Does Your Insurance Policy Cover Pregnancy? Check Again
Having a baby is one of life’s most momentous decisions, a vote of confidence in your future as a family, and a willingness to have your life change beyond recognition. Health insurance should be the last thing you have to worry about as you think about whether and when to have a child.
Unfortunately, you do have to worry about it, as far ahead of time as possible. Insurance companies know that pregnancy and delivery can be extremely expensive, and many try to avoid that expense either by refusing to cover pregnancy or by getting out of actually paying for it with fine-print clauses limiting what they will pay for. Considering that 50% of pregnancies are not planned this is particularly scary.
Without careful reading you could find yourself having to pay out of pocket for your prenatal care and delivery—even if you already have health insurance. So if you’re considering having a baby—or if you’re already pregnant and wondering how to make sure you’re covered—here are some tips to make your new bundle of joy doesn’t come with a bundle of hospital bills you can’t pay.
Check Your Policy—Twice!
Does your health insurance policy specifically exclude pregnancy from coverage? A surprising number do, including most individual insurance policies. California is particularly notorious for not including pregnancy coverage in individual’s policies: 805,000 Californians have insurance policies that specifically exclude maternity coverage – a number that has more than quadrupled from 192,000 in 2004, according to the California Health Benefits Review Program. One woman we know who recently moved to California found that she could only get an insurance policy that covered pregnancy for a triple the price of other policies and with a $10,000 deductible. Other cheaper policies wouldn’t cover her if she became pregnant. She didn’t even have a boyfriend at the time, she reasoned, but didn’t want to rule out the possibility of pregnancy in the next few years as a trade-off for getting insurance.
Make sure your policy does cover pregnancy and actually provides enough coverage to get you through prenatal care, hospital stay, and any additional care, such as a caesarean section, you may need. One woman and her partner who thought they had insurance for her pregnancy missed seeing a tiny table on the back page of an addendum to their policy that capped pregnancy coverage at a laughably low $3,000, and wound up with bills for $20,000 from the hospital. You should assume a normal pregnancy will cost something like $6,000 to $10,000.
Checking your plan carefully is especially important because insurance companies do sometimes mistakenly deny claims that should be covered. Knowing exactly what your policy says will help you when you question a denied claim—which you always should if you thought you should have been covered. And in some states, insurance companies are required to cover pregnancy.
If you find that you don’t have adequate coverage for a pregnancy, get a better plan, if you can, before you get pregnant. That said, it’s better to be prepared.
Think Hard Before Quitting That Job!
Employer group insurance plans usually offer the best coverage for pregnancy, so if you have insurance through your employer, it’s a good idea to hang onto it.
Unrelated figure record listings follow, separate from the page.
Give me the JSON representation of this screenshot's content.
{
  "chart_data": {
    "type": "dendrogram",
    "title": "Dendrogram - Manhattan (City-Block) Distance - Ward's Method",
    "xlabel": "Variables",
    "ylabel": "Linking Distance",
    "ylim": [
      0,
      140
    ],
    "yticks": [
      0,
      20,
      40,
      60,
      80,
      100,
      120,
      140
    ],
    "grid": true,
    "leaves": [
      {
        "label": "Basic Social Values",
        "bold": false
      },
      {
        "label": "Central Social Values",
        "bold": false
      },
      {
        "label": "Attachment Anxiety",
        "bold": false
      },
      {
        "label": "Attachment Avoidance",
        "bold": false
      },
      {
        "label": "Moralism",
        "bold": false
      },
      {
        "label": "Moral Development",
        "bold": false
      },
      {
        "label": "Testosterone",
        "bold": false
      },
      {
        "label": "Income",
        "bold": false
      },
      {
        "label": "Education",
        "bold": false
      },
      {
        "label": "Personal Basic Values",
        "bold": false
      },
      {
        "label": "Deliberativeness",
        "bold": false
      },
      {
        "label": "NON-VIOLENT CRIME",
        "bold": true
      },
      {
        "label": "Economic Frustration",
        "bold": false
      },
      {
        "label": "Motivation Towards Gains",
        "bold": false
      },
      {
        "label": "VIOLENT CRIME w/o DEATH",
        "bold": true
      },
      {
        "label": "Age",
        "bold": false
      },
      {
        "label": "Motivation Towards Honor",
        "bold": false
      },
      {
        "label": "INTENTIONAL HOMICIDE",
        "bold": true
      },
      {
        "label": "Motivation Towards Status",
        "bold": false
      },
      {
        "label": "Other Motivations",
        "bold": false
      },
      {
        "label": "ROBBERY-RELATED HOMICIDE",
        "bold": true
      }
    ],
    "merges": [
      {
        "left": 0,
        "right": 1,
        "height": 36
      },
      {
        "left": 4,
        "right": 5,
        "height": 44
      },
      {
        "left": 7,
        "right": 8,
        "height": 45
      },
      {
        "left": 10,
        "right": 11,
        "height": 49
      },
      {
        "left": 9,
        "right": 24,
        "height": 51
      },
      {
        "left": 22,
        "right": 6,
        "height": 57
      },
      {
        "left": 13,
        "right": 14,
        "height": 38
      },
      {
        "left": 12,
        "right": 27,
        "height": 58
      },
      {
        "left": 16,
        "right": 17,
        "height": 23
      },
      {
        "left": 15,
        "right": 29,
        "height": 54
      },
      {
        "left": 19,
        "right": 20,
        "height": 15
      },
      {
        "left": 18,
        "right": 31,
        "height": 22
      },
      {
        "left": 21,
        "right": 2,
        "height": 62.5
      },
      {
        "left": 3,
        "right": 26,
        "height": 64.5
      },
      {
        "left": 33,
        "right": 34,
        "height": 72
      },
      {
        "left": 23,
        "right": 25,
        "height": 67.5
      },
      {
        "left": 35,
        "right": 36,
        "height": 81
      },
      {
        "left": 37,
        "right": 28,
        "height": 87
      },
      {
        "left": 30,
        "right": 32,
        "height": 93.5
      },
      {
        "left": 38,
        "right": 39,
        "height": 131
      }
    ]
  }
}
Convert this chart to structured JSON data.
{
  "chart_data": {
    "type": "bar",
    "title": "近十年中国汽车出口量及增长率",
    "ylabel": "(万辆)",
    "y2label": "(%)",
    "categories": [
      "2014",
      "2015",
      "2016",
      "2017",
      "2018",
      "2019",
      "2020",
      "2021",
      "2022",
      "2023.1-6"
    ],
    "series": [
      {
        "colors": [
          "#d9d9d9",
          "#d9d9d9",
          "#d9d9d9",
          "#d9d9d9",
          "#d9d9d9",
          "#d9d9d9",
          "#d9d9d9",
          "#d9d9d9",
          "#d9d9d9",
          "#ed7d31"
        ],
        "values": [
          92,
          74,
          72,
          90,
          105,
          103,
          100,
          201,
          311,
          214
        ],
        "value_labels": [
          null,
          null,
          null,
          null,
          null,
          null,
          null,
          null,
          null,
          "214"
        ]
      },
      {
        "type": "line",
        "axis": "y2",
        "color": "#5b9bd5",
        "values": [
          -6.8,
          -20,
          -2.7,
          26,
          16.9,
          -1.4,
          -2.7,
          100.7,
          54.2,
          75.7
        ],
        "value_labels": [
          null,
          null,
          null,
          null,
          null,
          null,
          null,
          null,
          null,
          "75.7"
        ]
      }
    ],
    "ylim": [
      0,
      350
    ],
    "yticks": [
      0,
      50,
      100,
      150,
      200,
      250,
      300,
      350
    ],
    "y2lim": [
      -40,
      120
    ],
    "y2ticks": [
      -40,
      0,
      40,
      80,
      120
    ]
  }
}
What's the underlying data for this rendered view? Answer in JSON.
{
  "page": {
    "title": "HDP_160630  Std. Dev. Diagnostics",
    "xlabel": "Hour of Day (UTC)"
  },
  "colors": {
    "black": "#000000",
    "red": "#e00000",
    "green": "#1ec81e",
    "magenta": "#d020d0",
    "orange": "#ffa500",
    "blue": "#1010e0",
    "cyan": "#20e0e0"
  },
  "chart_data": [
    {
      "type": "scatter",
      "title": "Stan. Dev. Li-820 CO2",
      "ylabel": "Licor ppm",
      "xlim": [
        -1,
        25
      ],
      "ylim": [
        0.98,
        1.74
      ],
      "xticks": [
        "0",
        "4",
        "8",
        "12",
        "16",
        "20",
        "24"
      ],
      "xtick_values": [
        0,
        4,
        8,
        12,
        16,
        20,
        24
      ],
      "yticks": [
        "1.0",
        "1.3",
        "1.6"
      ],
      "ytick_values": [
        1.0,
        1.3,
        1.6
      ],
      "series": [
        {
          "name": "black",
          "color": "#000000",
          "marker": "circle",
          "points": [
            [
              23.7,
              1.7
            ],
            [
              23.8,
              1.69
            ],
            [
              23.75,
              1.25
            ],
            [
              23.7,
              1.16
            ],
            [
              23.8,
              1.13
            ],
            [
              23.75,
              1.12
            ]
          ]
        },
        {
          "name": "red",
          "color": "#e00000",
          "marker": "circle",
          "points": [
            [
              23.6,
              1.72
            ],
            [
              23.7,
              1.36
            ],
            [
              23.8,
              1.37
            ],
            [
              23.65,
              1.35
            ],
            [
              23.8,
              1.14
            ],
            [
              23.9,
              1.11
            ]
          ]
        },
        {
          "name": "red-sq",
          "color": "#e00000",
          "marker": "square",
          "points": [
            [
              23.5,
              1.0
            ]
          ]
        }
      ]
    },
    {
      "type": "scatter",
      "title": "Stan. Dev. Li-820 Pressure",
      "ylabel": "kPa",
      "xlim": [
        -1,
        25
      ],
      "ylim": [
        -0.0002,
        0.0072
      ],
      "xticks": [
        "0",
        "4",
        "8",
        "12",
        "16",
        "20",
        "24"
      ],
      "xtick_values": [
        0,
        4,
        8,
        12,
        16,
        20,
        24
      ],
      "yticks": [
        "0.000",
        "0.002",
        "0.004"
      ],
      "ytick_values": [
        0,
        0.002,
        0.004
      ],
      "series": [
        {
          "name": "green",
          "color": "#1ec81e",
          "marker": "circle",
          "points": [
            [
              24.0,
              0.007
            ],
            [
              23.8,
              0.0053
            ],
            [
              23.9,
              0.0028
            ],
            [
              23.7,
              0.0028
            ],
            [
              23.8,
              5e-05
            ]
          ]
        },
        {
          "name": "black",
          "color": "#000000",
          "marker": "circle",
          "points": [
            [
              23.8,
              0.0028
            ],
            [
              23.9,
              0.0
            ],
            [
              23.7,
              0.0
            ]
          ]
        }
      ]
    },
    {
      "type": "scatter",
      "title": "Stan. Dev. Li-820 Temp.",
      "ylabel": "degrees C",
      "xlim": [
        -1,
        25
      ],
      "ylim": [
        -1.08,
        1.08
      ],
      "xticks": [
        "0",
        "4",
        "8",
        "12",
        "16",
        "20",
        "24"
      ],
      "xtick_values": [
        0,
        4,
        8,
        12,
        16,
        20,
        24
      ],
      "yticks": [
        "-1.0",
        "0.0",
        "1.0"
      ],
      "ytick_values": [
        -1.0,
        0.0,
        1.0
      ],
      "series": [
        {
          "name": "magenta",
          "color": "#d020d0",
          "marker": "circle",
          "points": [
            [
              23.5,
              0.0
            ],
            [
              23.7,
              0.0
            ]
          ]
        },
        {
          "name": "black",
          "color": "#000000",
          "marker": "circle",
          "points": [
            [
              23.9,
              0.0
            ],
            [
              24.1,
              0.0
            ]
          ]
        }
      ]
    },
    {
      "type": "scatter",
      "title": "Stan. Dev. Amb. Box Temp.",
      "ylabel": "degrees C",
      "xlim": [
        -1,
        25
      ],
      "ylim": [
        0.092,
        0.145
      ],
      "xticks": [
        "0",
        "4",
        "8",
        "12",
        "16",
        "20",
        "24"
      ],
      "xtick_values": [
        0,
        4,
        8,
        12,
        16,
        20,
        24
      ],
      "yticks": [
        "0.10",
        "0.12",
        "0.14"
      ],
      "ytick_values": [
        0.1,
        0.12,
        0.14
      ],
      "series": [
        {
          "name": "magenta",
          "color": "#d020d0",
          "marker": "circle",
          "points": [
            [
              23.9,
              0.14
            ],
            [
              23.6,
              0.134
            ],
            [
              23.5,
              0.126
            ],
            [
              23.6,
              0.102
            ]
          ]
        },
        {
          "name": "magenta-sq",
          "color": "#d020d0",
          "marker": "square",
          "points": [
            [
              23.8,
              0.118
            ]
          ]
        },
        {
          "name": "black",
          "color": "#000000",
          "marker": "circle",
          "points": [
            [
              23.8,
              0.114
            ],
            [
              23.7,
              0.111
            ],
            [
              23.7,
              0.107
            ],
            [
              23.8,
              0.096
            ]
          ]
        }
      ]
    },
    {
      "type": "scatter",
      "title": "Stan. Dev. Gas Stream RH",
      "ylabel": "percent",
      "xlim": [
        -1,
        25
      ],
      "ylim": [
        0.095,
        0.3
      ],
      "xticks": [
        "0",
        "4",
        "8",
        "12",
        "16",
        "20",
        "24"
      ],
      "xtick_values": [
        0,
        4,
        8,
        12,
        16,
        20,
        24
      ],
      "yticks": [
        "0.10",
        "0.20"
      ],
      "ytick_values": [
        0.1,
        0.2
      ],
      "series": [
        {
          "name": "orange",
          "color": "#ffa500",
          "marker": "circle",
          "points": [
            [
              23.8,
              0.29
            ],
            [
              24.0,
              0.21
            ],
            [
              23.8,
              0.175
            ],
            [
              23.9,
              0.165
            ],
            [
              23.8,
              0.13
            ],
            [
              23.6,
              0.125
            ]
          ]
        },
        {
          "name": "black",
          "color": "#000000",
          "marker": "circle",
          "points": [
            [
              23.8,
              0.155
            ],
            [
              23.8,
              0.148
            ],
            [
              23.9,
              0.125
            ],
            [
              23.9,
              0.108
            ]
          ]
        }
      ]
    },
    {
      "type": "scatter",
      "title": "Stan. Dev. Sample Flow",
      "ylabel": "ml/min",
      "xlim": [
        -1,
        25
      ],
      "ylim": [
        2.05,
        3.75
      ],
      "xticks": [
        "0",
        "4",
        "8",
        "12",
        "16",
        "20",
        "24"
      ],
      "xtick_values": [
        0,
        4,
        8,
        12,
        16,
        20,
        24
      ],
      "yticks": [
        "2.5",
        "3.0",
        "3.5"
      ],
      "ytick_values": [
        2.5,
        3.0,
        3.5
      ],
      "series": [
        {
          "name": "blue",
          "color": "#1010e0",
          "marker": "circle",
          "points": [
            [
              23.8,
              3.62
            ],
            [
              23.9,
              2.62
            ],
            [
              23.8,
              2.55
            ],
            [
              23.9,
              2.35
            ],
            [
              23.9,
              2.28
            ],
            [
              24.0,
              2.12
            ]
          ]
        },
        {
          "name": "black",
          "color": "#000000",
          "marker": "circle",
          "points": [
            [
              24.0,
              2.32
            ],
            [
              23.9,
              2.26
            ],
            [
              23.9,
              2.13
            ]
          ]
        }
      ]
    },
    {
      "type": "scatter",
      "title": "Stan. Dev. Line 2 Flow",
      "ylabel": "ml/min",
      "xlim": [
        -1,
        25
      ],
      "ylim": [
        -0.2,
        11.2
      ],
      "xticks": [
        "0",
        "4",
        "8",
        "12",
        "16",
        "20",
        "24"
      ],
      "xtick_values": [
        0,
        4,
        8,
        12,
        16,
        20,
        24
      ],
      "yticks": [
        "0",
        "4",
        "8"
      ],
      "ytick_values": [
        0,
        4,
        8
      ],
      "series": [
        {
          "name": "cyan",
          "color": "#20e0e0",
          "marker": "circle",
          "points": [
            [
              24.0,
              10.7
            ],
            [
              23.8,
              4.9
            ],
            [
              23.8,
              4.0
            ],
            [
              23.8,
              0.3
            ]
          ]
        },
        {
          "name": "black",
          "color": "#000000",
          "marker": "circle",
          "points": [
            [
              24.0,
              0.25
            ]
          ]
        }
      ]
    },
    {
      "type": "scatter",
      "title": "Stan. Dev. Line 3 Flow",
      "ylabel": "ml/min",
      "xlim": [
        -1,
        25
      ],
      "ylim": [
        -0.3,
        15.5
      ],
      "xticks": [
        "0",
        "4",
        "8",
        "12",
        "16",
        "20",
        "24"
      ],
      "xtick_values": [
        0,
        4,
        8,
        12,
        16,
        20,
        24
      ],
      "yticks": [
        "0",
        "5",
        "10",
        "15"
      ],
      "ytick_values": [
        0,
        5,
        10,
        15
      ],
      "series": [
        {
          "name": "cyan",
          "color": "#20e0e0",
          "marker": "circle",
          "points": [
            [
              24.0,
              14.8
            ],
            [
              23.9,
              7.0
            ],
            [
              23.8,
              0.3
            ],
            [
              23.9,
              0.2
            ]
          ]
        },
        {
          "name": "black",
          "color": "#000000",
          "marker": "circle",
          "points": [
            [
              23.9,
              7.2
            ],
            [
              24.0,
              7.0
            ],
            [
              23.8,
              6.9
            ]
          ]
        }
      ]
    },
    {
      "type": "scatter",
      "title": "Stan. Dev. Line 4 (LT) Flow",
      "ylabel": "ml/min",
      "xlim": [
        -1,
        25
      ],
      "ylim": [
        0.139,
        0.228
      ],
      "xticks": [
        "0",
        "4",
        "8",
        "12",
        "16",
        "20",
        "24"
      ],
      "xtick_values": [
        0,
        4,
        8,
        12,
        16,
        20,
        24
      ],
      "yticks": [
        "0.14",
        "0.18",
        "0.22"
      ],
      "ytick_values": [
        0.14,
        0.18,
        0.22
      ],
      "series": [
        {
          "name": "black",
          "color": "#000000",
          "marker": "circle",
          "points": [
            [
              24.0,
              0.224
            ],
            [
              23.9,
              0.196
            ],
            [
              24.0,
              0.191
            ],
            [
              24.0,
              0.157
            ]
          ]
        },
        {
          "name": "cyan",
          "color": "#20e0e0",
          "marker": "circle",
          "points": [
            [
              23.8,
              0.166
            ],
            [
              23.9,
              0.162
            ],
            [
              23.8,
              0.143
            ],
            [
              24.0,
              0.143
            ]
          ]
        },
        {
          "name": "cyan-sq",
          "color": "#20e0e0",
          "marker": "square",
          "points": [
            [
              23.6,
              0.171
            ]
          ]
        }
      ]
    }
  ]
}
If you decide to switch to a new job, check out the insurance issue carefully before you do, as a new employer a) may have a waiting period before you’re added to group insurance, or b) may treat the pregnancy as a “pre-existing condition” and refuse to cover it. (Health Care Reform will limit insurance companies’ ability to exclude pre-existing conditions, but not until 2014.) Finding out the details will take some finesse if you don’t want your new employer to find out you’re pregnant before you’re safely in the new job.
If you do leave your job when pregnant, or planning to become so soon, consider keeping your coverage through the COBRA program which the government requires most employers to offer for 18 months. It can be expensive to maintain, but will give you the best coverage for your pregnancy, and keep you from being buried in debt if you need additional care. More on COBRA here.
Join a Group!
OK, all this is good advice for someone with employer-provided health insurance. But what if you’re self-employed, or don’t get insurance through your job (or your husband’s)? Your best strategy is still to try and join a group insurance plan of some sort. If you’re self-employed, you may be able to get health insurance through a local Chamber of Commerce or a professional trade association. If you live in New York State, the Freelancers Union also offers group health plans. There are national groups that offer health insurance to the self-employed, but check any such group out carefully before signing up: Some health insurance customers have complained of national groups selling health insurance that wasn’t what it appeared to be.
Get Pregnancy Costs Down!
If you can’t get or can’t afford the insurance you would ideally want for your pregnancy, there are still several things you can do to reduce the costs of prenatal care and childbirth without compromising your health or your baby’s. Begin by checking out AmeriPlan. AmeriPlan is not insurance, but will reduce your medical bills by giving you access to their lower negotiated rates (such as insurance companies pay). Another option, with no upfront cost, is to use a medical negotiation service.
One way to reduce the cost of childbirth—and have a pleasanter experience at the same time—is to have your baby in a birth center rather than in a hospital. A birth center offers a more welcoming environment than a hospital, and allows for water births. It can also cut the cost of childbirth in half. However, you should only consider a birth center if you are healthy and having a normal pregnancy.